Device (GPU) Operations

GPU device management and asynchronous LAPACK operations using cuSOLVER, rocSOLVER, or SYCL.

Queue Management

class Queue : public blas::Queue

GPU device queue for asynchronous LAPACK operations.

Extends blas::Queue with cuSOLVER/rocSOLVER handle management. Provides asynchronous execution of LAPACK routines on GPU devices including factorizations (potrf, getrf), solves (trsm), and eigenvalue/SVD computations.

Public Functions

inline Queue()
inline Queue(int device)
inline ~Queue()
Queue(Queue const&) = delete
Queue &operator=(Queue const&) = delete

GPU Operations

Cholesky Factorization

template<typename scalar_t>
void lapack::potrf(lapack::Uplo uplo, int64_t n, scalar_t *dA, int64_t ldda, device_info_int *dev_info, lapack::Queue &queue)

Cholesky factorization of Hermitian positive definite matrix on GPU.

Computes the Cholesky factorization of an n-by-n Hermitian positive definite matrix A on device memory:

  • If uplo = Upper: \( A = U^H U \)

  • If uplo = Lower: \( A = L L^H \)

Template Parameters:

scalar_t – Matrix element type: float, double, std::complex<float>, std::complex<double>

Parameters:
  • uplo[in] Whether upper or lower triangle of A is stored

  • n[in] Matrix dimension. n >= 0

  • dA[inout] Device pointer to n-by-n matrix A with leading dimension ldda On exit, factor U or L stored in respective triangle

  • ldda[in] Leading dimension of dA. ldda >= max(1,n)
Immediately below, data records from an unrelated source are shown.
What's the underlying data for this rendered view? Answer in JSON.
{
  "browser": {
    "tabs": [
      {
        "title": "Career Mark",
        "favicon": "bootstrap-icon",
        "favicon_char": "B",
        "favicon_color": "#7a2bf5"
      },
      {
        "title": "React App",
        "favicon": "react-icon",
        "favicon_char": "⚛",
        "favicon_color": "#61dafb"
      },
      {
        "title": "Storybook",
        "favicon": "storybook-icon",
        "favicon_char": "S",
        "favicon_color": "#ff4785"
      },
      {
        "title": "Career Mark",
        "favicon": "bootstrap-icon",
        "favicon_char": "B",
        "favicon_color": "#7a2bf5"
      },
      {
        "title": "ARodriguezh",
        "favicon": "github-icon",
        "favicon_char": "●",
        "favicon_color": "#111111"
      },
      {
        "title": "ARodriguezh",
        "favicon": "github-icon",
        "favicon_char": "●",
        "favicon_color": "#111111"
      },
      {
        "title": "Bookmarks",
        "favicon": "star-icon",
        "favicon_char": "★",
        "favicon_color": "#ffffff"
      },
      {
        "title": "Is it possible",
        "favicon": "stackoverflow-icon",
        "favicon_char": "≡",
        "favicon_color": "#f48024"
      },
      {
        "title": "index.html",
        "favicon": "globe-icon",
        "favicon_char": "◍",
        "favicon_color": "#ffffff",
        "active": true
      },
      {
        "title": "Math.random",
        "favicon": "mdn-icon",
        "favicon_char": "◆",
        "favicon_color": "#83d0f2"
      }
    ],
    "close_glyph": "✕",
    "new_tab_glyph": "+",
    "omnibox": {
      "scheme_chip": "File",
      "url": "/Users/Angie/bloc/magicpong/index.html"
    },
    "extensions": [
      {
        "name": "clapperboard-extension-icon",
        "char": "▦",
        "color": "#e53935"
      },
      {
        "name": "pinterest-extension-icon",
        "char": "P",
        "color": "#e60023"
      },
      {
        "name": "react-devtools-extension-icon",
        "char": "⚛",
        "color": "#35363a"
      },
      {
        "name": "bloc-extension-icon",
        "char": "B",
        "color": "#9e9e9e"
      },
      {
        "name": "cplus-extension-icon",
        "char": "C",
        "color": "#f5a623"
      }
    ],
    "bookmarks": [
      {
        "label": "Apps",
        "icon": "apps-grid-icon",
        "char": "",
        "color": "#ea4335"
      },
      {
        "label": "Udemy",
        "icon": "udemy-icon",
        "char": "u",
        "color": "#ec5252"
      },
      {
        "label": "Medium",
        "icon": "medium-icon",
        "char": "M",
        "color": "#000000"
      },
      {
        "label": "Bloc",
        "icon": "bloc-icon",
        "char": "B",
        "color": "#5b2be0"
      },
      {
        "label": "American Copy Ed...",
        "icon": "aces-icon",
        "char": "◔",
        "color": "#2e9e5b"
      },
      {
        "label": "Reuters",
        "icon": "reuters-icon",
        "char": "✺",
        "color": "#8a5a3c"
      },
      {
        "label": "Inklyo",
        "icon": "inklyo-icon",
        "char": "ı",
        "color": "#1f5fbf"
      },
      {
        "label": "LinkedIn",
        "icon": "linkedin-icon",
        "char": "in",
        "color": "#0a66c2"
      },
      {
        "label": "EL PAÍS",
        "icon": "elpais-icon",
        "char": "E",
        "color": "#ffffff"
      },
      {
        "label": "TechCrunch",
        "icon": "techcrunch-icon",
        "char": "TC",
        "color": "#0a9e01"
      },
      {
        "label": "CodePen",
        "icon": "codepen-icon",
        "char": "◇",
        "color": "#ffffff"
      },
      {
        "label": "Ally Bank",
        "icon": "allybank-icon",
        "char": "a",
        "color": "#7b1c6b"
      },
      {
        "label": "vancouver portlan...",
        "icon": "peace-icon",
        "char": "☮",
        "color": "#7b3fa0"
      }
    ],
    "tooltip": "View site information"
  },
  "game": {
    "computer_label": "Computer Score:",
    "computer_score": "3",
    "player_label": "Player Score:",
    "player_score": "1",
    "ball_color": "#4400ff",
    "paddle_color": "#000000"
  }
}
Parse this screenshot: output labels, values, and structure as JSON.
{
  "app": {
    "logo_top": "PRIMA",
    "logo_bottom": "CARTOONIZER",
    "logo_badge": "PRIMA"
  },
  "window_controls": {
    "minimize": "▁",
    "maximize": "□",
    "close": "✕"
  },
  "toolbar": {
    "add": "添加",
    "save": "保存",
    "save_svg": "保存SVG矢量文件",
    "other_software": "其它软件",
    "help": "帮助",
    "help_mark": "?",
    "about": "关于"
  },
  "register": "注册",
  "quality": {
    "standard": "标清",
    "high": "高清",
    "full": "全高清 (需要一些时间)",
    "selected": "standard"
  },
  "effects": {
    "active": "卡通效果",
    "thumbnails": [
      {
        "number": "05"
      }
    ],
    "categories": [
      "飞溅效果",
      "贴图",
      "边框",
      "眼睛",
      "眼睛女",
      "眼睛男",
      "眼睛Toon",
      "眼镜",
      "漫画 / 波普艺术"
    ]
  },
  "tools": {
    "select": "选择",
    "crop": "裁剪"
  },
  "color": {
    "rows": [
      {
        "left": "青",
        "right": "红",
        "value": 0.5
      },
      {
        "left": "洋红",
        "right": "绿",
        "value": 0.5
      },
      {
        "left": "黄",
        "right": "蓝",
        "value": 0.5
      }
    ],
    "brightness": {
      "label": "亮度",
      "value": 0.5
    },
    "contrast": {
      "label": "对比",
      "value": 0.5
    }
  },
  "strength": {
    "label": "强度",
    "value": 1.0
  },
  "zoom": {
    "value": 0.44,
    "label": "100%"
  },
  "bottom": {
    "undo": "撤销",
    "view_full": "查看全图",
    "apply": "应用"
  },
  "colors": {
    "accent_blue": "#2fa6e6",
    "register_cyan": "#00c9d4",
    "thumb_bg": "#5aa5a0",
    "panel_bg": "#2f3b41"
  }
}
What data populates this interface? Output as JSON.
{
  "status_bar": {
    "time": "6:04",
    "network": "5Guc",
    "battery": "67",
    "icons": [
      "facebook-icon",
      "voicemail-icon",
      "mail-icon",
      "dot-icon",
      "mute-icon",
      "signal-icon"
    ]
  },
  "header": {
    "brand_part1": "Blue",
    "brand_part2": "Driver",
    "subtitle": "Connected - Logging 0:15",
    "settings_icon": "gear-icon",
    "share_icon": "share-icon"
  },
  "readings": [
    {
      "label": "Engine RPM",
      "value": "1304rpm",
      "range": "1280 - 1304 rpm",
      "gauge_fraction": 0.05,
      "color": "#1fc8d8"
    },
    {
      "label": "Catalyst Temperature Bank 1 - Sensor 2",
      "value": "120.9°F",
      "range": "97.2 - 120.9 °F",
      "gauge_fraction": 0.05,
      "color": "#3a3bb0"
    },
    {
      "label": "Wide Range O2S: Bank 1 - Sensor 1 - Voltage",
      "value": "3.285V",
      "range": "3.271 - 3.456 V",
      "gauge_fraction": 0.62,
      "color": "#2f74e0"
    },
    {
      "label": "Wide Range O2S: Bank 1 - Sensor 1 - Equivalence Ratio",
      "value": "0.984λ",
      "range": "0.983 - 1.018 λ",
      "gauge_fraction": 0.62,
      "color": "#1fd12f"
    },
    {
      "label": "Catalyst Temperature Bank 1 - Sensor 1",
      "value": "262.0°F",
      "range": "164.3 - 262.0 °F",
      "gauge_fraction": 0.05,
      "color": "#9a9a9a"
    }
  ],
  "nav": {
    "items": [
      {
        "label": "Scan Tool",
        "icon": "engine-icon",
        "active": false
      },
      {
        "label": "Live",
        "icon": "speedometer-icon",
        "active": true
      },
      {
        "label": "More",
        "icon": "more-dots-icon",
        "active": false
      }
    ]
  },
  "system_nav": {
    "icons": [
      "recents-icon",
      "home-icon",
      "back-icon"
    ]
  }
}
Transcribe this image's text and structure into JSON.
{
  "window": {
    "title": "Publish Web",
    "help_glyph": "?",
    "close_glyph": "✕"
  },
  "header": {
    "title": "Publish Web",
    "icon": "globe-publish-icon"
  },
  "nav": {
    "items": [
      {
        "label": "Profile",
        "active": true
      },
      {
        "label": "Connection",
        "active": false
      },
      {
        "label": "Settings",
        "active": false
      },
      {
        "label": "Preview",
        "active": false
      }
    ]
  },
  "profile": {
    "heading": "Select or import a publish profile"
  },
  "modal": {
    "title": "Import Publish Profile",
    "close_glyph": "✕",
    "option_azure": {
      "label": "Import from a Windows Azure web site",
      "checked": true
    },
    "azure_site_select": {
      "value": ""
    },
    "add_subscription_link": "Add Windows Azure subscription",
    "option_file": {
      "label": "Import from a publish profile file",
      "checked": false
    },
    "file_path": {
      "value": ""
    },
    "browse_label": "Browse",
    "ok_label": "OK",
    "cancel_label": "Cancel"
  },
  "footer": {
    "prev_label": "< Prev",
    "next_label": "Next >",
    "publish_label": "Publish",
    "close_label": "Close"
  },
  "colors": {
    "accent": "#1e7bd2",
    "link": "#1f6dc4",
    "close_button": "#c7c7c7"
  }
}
  • dev_info[out] Device pointer to info status:

    • 0: successful

    • i > 0: U(i,i) or L(i,i) is zero, matrix not positive definite

  • queue[in] GPU device queue for asynchronous execution

LU Factorization

template<typename scalar_t>
void lapack::getrf_work_size_bytes(int64_t m, int64_t n, scalar_t *dA, int64_t ldda, size_t *dev_work_size, size_t *host_work_size, lapack::Queue &queue)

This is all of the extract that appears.